La non-privacy della nuova Privacy Sandbox di Chrome

La nuova piattaforma di tracciamento a fini pubblicitari di Google viene presentata come un aiuto alla privacy. Ma non è proprio così.

Autore: f.p.

Google ha ufficializzato la "general availability" dela sua nuova Privacy Sandbox integrandola nelle versioni più recenti del browser Google Chrome. La maggior parte degli utenti di Chrome dovrebbero quindi trovare questa novità direttamente già nel loro browser, se aggiornato. Per verificarlo basta portarsi in Impostazioni > Privacy e sicurezza: in fondo alla pagina c'è la nuova sezione Privacy Sandbox.

Nonostante la sua denominazione, però, la Privacy Sandbox non è uno strumento che "blinda" la privacy degli utenti. Nasce come sostituto dei cookie di terze parti come strumento per tracciare gli utenti e il loro comportamento sui siti web. I cookie si sono dimostrati una tecnologia inefficace e pericolosa, la Privacy Sandbox è un insieme di tecnologie e API nato per prendere il loro posto.
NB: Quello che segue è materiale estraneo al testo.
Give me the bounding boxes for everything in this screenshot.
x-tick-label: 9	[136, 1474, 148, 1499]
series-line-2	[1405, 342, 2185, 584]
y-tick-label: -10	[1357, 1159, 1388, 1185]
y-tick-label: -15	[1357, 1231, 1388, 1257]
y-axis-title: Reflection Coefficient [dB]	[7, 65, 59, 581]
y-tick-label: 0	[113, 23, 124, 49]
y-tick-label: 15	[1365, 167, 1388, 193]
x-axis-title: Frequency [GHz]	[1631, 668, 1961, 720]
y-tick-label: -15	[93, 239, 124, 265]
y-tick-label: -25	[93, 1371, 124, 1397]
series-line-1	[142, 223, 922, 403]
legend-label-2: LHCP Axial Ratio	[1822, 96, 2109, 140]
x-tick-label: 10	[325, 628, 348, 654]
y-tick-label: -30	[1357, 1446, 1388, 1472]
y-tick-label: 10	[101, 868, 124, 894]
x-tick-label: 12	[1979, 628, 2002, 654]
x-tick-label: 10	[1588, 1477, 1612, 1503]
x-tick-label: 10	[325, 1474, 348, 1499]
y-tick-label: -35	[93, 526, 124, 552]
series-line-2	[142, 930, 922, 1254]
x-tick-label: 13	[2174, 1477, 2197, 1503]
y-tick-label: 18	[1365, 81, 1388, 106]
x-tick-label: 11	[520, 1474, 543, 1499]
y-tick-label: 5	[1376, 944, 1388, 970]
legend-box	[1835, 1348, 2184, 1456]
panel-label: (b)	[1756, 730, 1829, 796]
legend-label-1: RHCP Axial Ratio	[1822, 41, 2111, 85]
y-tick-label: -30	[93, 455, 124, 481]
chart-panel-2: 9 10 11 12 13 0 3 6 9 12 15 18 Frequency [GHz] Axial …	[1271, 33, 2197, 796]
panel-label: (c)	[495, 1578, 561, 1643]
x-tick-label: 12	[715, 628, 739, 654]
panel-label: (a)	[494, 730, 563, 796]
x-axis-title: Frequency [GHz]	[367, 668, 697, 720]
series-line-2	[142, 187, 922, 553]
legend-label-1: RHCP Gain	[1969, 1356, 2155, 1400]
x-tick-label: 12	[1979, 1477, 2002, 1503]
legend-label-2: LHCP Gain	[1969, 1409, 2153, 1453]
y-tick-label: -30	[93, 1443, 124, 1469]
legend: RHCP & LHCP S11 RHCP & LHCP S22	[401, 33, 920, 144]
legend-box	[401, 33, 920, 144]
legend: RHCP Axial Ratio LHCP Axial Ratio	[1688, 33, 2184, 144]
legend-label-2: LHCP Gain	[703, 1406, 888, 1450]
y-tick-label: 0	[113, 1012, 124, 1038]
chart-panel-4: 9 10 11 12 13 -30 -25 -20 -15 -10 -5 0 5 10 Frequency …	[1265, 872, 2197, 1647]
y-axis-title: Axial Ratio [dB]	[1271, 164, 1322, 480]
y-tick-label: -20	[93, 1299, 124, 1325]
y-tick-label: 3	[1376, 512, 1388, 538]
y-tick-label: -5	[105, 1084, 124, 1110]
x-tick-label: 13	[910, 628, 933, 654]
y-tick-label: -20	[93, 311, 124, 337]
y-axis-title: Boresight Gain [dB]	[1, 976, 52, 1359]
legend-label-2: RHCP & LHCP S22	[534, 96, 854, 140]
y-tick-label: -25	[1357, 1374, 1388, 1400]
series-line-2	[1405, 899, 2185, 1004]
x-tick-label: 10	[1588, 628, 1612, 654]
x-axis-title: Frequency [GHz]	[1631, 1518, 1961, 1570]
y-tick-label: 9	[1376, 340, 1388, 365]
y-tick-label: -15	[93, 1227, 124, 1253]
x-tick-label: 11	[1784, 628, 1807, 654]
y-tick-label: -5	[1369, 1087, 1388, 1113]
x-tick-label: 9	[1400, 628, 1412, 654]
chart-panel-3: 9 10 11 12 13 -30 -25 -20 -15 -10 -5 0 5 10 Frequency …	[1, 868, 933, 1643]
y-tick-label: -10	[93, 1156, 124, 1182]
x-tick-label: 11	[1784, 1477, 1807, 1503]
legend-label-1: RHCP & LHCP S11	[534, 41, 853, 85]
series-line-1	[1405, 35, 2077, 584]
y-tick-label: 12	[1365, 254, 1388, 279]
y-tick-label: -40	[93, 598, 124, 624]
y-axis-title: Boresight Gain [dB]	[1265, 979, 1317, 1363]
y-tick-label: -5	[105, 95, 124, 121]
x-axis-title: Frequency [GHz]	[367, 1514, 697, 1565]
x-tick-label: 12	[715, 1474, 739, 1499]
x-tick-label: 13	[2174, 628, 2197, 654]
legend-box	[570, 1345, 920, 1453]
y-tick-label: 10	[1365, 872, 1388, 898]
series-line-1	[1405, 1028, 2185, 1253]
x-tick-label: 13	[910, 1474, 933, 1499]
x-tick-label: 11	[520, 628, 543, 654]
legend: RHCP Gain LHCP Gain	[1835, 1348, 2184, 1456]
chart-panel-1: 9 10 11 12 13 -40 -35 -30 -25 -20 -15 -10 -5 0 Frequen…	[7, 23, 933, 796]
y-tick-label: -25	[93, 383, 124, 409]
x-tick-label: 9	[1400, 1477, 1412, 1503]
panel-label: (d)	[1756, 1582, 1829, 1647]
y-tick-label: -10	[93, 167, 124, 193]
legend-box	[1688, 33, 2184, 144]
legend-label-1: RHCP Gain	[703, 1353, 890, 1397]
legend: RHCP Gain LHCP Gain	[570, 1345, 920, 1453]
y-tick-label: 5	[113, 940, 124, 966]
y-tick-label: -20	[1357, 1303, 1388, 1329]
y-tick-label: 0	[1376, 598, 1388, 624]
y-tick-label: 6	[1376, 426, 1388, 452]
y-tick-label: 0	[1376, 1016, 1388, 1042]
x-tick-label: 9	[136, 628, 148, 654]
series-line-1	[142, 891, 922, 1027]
La Privacy Sandbox, quindi, è forse "più privacy di prima" ma non certo privacy in assoluto.

Tecnicamente la Privacy Sandbox si basa su un approccio denominato Federated Learning of Cohorts (FLoC), in cui è il browser stesso che si occupa di raccogliere informazioni utili per la gestione "personalizzata" della pubblicità online. I dati raccolti da Chrome, analizzando prima di tutto la navigazione web ma non solo, servono per assegnare un singolo utente a una "coorte" di qualche migliaio di utenti (il numero effettivo non è noto) che hanno un comportamento simile sul web e, quindi, condividono molto probabilmente abitudini e interessi.

Chrome comunica alle piattaforme pubblicitarie e ai siti web di che coorte facciamo parte, permettendo la nostra identificazione non personale ma di massima. Offre poi alcune API che gli sviluppatori delle piattaforme pubblicitarie e dei siti web possono usare per accedere alle informazioni raccolte dal browser e gestire altre ooerazioni di advertising.

Le API sviluppate da Google possono gestire (ma l'elenco non è esaustivo) la cronologia dei siti visitati, che dovrebbe dare una prima indicazione dei nostri interessi; le operazioni di remarketing e retargeting; la correlazione tra la visualizzazione/attivazione di un messaggioo pubblicitario e gli eventi di conversione, come una vendita; il salvataggio sul computer locale di dati e codice utili alla pubblicità.

Privacy? Mica tanto.

Anthony Chavez, VP Privacy Sandbox di Google, spiega che il lancio della Privacy Sandbox è "un passo significativo nel percorso verso un web più intrinsecamente privato". Ossia, più chiaramente, la Privacy Sandbox è un sistema di tracciamento più sicuro rispetto ai precedenti. Evidentemente, l'idea che un passo in avanti verso la privacy dovrebbe essere non avere affatto un sistema di tracciamento nel proprio browser è, per ora, troppo estrema.

Più in generale, l'approccio del Federated Learning of Cohorts è stato criticato perché giudicato poco in grado di aumentare in modo davvero certo la privacy di un singolo utente. È vero che l'assegnazione a una coorte non è granitica (si rinnova una volta ogni sette giorni), i dati raccolti sono anonimizzati e la coorte è abbastzanza numerosa da non permettere una identificazione personale. Ma, sottolineano i critici, tutto questo è da verificare.

I punti critici sono molti. In teoria, ad esempio, già monitorare come varia la nostra assegnazione alle diverse coorti ogni settimana è una analisi comportamentale potenzialmente pericolosa. È poi possibile, sempre in teoria, ridurre la numerosità di una coorte in modo che non sia davvero anonima. Inoltre, incrociando i dati raccolti dalla Privacy Sandbox con altre forme di tracciamento si può arrivare a una identificazione ragionevolmente precisa della singola persona.

La teoria degli algoritmi, delle tecnologie e degli standard web deve poi sempre raffrontarsi con la realtà dei fatti. In questa fase storica, in molte nazioni le informazioni ricavabili dalla vita online dei cittadini, cedute più o meno volontariamente, sono usate a fini discriminatori. Anche solo per questo il rischio che comporta qualsiasi forma di tracciamento si amplifica.

Per gli utenti europei di Chrome, fortunatamente, le cose sono messe meglio che per altri. In osservanza delle norme sulla privacy - quella intesa in senso proprio - le novità di Google non sono attive di default e richiedono un opt-in esplicito. Altri browser, come Safari e Firefox, non adotteranno la Privacy Sandbox. Per altri, come Microsoft Edge, non è chiaro.